Del origen a la taza

Conservación del café

Cómo proteger aroma y sabor en casa

Aire, humedad, calor y luz aceleran la pérdida de frescura; una rutina sencilla protege mejor cada bolsa.

Bolsa resellable y recipiente hermético protegen el café del aire, la humedad, el calor y la luz.

Los cuatro factores que conviene controlar

El café tostado cambia cuando entra en contacto con oxígeno, humedad, calor y luz. El oxígeno favorece reacciones que apagan aromas; la humedad puede alterar el grano; el calor acelera cambios químicos y la luz añade energía. No necesitamos crear un laboratorio, solo reducir la exposición diaria a esos factores.

Un armario fresco, seco y alejado del horno o de una ventana suele ser mejor que una encimera luminosa. La estabilidad importa más que buscar el rincón más frío de la casa.
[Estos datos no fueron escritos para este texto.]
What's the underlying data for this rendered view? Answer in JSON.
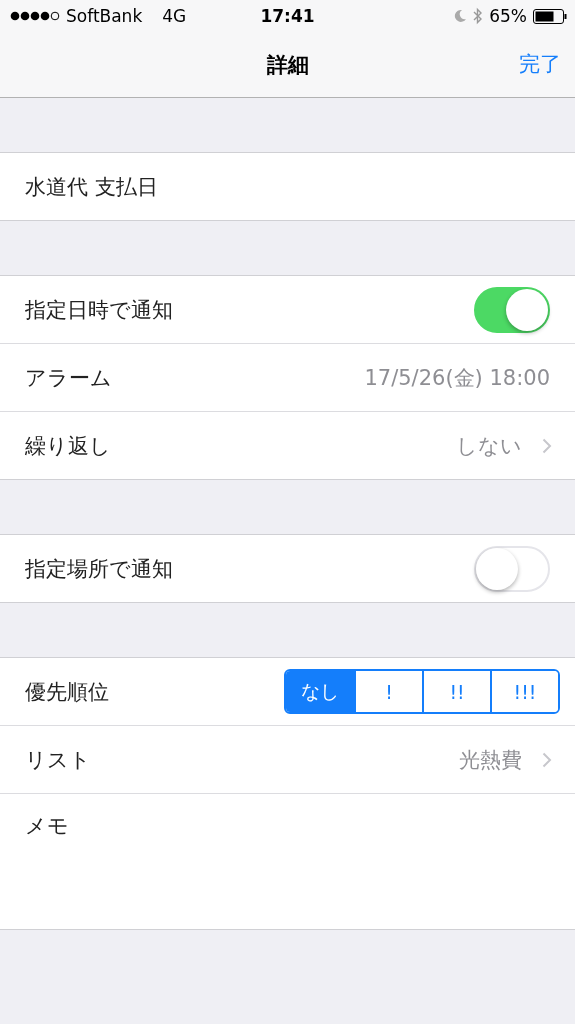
{
  "status_bar": {
    "carrier": "SoftBank",
    "network": "4G",
    "time": "17:41",
    "battery": "65%"
  },
  "nav": {
    "title": "詳細",
    "done": "完了"
  },
  "sections": [
    {
      "rows": [
        {
          "kind": "title",
          "label": "水道代 支払日"
        }
      ]
    },
    {
      "rows": [
        {
          "kind": "toggle",
          "label": "指定日時で通知",
          "on": true
        },
        {
          "kind": "value",
          "label": "アラーム",
          "value": "17/5/26(金) 18:00"
        },
        {
          "kind": "disclosure",
          "label": "繰り返し",
          "value": "しない"
        }
      ]
    },
    {
      "rows": [
        {
          "kind": "toggle",
          "label": "指定場所で通知",
          "on": false
        }
      ]
    },
    {
      "rows": [
        {
          "kind": "segmented",
          "label": "優先順位",
          "options": [
            {
              "label": "なし",
              "selected": true
            },
            {
              "label": "!",
              "selected": false
            },
            {
              "label": "!!",
              "selected": false
            },
            {
              "label": "!!!",
              "selected": false
            }
          ]
        },
        {
          "kind": "disclosure",
          "label": "リスト",
          "value": "光熱費"
        },
        {
          "kind": "memo",
          "label": "メモ"
        }
      ]
    }
  ]
}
La bolsa original puede ser un buen recipiente

Muchas bolsas de café de especialidad incorporan material de barrera, cierre reutilizable y válvula de una sola dirección. Si expulsamos suavemente el aire y cerramos bien después de cada uso, pueden proteger el café mejor que un recipiente decorativo poco hermético.

Si usamos otro envase, conviene que sea limpio, opaco, apto para alimentos y con buen cierre. Trasvasar continuamente mezcla aire nuevo con los granos, por lo que no siempre mejora la conservación.

Grano entero y cantidades razonables

El café conserva mejor sus aromas en grano. Una vez molido, la superficie expuesta aumenta enormemente y la pérdida se acelera. Moler justo antes de preparar suele producir una diferencia más clara que comprar accesorios complejos.

También ayuda comprar una cantidad que podamos consumir con comodidad. Dividir una bolsa grande en porciones evita abrir todo el café cada día y permite mantener una parte protegida durante más tiempo.

¿Nevera o congelador?

La nevera doméstica no suele ser la mejor opción para una bolsa que abrimos a diario: hay humedad, olores y cambios de temperatura que pueden provocar condensación. El congelador puede ser útil para conservación más larga si el café se divide en porciones verdaderamente herméticas y se evita abrirlas mientras están frías.

Para el consumo cotidiano, la regla es más simple: bolsa bien cerrada, lugar fresco y seco, café en grano y una compra ajustada al ritmo real de casa. Etiquetar las porciones con su fecha evita olvidos si decidimos congelar. Antes de abrirlas, dejamos que alcancen temperatura ambiente para reducir el riesgo de condensación sobre los granos.